PM includes a mixture of solid and liquid particles suspended in air, and these particles can vary in size, shape, and chemical composition. Particles that are less than 10 μm in diameter (PM₁₀ and PM_2.5) are of major concern, because they are inhalable, thereby impacting the heart and lungs, and are associated with respiratory diseases, including asthma, chronic bronchitis, and acute bronchitis. Indoor PM is more harmful to special populations, such as the elderly, children, and pregnant women. Indoor PM originates mainly from combustion activities and the regular wearing of household furniture. It also is derived from outdoor sources, including dust particles. PM can be enriched with inorganic and organic contaminants, including toxic heavy metals and carcinogenic, volatile organic compounds. To reduce exposure to indoor PM and its adverse health impacts, the government and industry should formulate detailed and uniform indoor PM control standards based on abundant research.

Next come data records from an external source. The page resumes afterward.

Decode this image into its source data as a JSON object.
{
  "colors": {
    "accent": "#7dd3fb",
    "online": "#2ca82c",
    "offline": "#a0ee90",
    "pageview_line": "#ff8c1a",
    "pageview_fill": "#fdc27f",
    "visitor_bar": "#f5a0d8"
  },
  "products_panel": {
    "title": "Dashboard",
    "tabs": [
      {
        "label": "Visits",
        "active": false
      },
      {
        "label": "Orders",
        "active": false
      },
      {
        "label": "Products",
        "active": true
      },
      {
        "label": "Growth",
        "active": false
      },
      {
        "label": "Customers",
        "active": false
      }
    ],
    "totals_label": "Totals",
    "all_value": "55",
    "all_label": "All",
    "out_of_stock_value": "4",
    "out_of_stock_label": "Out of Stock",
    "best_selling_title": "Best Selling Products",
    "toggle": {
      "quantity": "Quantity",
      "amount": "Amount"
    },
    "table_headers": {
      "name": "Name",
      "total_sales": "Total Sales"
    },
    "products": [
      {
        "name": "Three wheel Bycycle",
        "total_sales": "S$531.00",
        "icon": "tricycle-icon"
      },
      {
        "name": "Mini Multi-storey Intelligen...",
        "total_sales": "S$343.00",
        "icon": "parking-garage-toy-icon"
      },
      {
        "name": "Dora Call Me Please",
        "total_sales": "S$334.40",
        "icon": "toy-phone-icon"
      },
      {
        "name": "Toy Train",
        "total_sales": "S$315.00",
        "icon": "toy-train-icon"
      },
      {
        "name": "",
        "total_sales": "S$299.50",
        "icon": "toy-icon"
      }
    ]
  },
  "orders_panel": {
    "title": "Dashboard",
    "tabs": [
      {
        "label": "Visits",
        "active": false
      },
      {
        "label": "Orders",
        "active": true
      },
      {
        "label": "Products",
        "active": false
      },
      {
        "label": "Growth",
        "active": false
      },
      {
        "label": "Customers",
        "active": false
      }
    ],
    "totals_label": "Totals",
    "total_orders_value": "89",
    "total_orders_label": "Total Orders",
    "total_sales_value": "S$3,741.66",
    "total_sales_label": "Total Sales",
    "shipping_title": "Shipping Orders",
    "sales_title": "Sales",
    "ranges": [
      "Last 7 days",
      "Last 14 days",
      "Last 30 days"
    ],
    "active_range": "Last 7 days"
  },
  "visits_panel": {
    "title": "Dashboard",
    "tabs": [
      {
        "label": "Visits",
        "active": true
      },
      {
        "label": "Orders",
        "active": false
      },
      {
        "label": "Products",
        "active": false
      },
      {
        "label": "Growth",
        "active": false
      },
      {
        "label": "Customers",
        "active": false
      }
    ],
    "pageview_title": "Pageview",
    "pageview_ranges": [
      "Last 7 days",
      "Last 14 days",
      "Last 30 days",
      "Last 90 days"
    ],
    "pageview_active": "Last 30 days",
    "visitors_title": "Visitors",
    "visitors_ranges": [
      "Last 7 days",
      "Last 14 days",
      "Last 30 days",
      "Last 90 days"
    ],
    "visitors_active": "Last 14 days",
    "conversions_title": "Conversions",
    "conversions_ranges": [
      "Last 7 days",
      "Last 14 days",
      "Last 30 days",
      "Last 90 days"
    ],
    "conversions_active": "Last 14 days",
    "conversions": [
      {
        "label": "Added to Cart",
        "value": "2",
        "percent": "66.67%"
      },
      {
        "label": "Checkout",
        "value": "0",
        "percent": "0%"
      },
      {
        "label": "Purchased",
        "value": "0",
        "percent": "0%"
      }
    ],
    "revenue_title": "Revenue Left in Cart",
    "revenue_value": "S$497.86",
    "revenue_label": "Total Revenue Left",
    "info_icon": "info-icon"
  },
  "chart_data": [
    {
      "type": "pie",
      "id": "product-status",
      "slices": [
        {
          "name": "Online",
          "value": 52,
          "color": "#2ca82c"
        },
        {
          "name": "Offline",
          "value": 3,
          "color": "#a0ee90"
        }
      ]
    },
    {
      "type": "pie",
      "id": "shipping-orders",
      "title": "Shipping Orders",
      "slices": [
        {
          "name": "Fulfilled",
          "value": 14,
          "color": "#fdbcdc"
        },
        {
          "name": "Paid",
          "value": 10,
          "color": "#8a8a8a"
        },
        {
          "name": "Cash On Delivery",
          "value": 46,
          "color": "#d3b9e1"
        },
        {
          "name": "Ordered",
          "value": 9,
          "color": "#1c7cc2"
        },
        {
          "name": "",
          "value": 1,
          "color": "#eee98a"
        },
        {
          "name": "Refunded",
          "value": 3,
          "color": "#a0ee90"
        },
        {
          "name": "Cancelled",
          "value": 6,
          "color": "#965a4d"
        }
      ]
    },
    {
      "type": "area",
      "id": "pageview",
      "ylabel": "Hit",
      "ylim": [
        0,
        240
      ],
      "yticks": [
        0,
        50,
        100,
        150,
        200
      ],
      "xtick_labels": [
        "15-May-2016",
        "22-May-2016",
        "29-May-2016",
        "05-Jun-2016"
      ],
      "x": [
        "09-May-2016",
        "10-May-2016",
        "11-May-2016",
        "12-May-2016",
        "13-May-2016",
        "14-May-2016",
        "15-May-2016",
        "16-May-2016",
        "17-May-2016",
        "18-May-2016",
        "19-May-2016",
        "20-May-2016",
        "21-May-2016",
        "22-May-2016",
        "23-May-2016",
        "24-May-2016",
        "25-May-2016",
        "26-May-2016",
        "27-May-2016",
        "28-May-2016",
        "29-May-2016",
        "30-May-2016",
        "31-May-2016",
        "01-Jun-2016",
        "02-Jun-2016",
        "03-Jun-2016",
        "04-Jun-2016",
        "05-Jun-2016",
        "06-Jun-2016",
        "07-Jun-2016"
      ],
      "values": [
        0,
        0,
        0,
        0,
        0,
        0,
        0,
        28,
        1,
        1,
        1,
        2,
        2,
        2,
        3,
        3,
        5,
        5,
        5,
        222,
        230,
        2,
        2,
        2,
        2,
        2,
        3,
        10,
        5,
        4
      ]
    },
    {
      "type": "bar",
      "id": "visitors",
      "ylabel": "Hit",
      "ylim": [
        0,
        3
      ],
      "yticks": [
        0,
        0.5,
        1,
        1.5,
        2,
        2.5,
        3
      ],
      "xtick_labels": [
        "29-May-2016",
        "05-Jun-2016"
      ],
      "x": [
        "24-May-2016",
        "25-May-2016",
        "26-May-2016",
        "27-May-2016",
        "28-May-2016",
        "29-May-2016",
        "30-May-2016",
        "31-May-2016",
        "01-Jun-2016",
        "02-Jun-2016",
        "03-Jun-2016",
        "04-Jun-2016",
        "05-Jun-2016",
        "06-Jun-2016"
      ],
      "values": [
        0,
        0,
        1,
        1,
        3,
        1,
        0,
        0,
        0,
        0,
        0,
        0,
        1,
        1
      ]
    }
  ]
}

From a practical point of view, indoor air-purifier technologies involving electrostatic precipitation and filtration, as well as natural ventilation, are most commonly adopted to control concentrations of indoor PM. Additionally, regular indoor cleaning and suitable interior decoration, such as house plants and air purifiers, also significantly influence indoor air quality and reduce indoor PM.

Given the current knowledge about the sources, distribution, pathways, characteristics, and health effects of indoor PM, the following research areas should be pursued:

• Development and adoption of advanced technologies, such as the tapered element oscillating microbalance (TEOM), X-ray fluorescence (XRF), and inductively coupled plasma mass spectrometry (ICP-MS), to quantify and fingerprint sources of indoor PM.
• Characterization and monitoring of bioaccessibility of inorganic and organic contaminants in indoor PM.
• Studies on mucosal interactions of indoor PM and associated contaminants concerning their toxicity.
• Development and evaluation of advanced PM removal technologies involving electrostatic precipitation to mitigate the health impacts of indoor PM.
• As soon as possible, the government and industry should formulate detailed and uniform indoor PM control standards, based on many investigations.